Oui c’est un avertissement : la Cour des comptes considère que le scénario de finances publiques est préoccupant. Traduction : notre pays ne parvient pas à redresser ses comptes publics. Et les 11 milliards d’euros venus grossir l’océan du déficit pour calmer la crise des "gilets jaunes" n’a fait qu’aggraver le problème.

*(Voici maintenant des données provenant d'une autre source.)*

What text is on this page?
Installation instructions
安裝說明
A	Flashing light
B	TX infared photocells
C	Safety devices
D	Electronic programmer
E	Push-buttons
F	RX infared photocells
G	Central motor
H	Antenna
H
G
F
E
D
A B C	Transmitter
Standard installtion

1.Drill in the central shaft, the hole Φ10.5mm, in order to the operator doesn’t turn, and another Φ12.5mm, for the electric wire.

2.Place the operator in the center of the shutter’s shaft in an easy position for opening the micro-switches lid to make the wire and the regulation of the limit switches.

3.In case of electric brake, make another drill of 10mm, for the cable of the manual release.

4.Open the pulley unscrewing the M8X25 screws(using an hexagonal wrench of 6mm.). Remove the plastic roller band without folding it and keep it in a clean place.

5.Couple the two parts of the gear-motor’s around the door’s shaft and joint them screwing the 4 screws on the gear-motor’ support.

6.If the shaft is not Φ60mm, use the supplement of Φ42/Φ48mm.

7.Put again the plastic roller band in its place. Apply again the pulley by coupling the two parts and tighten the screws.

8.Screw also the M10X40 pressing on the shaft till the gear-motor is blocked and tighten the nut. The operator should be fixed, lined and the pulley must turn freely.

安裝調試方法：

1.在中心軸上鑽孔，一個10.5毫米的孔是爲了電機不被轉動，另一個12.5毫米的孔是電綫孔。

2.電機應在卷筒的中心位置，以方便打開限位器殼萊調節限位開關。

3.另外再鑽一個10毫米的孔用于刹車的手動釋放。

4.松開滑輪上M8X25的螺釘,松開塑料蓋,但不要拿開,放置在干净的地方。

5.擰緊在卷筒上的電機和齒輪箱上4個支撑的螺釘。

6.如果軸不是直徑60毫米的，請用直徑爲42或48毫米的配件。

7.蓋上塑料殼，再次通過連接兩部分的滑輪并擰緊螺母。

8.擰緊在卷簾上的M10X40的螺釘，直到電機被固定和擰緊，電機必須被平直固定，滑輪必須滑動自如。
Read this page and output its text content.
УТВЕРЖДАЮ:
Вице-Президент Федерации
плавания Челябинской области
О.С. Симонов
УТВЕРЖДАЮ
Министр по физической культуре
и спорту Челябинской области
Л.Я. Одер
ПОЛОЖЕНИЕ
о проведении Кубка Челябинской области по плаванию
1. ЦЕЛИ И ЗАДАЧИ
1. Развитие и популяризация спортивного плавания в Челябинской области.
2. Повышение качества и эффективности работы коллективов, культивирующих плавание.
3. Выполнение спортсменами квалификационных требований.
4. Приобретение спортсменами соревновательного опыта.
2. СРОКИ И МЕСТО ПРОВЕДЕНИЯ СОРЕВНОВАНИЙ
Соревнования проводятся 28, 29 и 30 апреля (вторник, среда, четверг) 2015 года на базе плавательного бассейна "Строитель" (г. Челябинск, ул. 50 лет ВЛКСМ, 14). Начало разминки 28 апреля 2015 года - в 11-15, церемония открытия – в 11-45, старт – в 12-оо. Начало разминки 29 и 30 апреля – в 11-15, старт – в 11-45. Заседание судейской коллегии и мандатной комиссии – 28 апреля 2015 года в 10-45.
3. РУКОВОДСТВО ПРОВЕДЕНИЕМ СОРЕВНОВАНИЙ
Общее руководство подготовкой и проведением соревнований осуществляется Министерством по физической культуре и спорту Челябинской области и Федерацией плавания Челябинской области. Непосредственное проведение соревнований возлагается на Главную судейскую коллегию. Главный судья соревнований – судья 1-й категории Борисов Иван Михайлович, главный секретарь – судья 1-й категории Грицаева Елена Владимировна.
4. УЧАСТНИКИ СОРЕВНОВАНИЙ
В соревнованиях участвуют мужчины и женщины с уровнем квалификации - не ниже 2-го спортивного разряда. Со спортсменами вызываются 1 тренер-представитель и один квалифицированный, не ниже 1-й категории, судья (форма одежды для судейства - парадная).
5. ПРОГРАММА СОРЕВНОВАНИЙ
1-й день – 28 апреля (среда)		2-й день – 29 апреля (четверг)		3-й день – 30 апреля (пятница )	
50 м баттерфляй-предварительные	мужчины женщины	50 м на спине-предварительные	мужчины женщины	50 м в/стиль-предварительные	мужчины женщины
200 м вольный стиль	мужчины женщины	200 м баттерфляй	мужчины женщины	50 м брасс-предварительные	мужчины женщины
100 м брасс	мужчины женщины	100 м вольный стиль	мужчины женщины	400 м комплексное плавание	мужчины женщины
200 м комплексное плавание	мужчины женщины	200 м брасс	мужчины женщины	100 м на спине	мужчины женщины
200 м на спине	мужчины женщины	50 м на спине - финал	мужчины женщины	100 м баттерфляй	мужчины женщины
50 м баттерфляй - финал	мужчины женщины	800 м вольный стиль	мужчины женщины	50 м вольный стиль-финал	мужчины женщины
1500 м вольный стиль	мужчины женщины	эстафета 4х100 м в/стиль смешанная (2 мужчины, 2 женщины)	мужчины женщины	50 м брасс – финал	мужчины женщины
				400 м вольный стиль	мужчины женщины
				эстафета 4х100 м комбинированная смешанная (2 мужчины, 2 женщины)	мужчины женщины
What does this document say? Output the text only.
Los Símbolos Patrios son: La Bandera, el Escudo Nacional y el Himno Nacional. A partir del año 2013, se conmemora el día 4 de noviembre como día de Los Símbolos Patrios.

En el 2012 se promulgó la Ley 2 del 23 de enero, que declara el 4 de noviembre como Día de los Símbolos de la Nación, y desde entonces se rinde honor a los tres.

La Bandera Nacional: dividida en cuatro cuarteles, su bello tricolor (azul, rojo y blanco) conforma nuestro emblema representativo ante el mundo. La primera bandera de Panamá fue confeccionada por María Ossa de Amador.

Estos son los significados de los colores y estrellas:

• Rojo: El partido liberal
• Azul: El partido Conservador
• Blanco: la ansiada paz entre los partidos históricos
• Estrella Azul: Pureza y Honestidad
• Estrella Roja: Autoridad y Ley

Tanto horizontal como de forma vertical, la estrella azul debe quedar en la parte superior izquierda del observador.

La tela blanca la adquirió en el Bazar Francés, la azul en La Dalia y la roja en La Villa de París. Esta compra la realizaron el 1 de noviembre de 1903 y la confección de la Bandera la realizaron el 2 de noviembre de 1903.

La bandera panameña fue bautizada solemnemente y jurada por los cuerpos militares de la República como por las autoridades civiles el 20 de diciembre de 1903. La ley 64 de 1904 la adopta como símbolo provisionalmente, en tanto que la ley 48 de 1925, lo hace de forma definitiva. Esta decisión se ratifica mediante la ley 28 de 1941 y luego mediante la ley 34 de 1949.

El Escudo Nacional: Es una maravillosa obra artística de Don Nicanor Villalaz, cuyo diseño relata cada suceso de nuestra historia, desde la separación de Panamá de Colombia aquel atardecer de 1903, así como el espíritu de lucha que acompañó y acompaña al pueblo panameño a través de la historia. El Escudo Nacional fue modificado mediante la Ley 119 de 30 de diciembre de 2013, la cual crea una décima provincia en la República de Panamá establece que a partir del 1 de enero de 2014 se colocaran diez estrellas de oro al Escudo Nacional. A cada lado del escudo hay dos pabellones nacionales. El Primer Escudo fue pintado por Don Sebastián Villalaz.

Les magistrats de la Cour des comptes sont rarement au contact direct des occupants des ronds-points, mais à la fin de la journée ils font les comptes.

Et le déficit va de nouveau dépasser les 3% du PIB cette année, selon les projections de la Cour des comptes.

Oui mais soyons honnête : ça ne dit rien à personne 3% du PIB. Retenez deux chiffres si l’on s’en tient à l’Etat : 400 milliards de dépenses, 100 milliards de déficit. Quand l’Etat dépense 100, il doit emprunter 25. Et ce que nous dit au fond la Cour des comptes, c’est qu’il y a là quelque chose de structurel et que l’on n’arrive pas à le corriger. Parce qu’on n’a pas de politique ambitieuse de réduction des dépenses publiques. C’est le premier avertissement de la Cour des comptes.

Le deuxième avertissement, c’est que nous nous écartons de la trajectoire des autres pays européens. On glisse dans le groupe des plus mauvais élèves : Italie, Grèce etc. Et ça c’est inquiétant au moment où la conjoncture se retourne.

On dit que Pierre Moscovici va bientôt prendre la tête de la Cour des comptes, c’est toujours d’actualité ?

Tout à fait : après avoir surveillé les comptes des pays européens, dont la France, depuis sa position de Commissaire européen en charges des affaires économiques et financières, Pierre Moscovici devrait le faire depuis la Cour des comptes. On relèvera qu’il s’est montré peu sévère à l’égard de la France depuis Bruxelles. Alors le sera-t-il davantage lorsqu’il sera à la Cour des comptes ? Ou est-il pressenti justement parce qu’il ne l’est pas trop ? Question ouverte.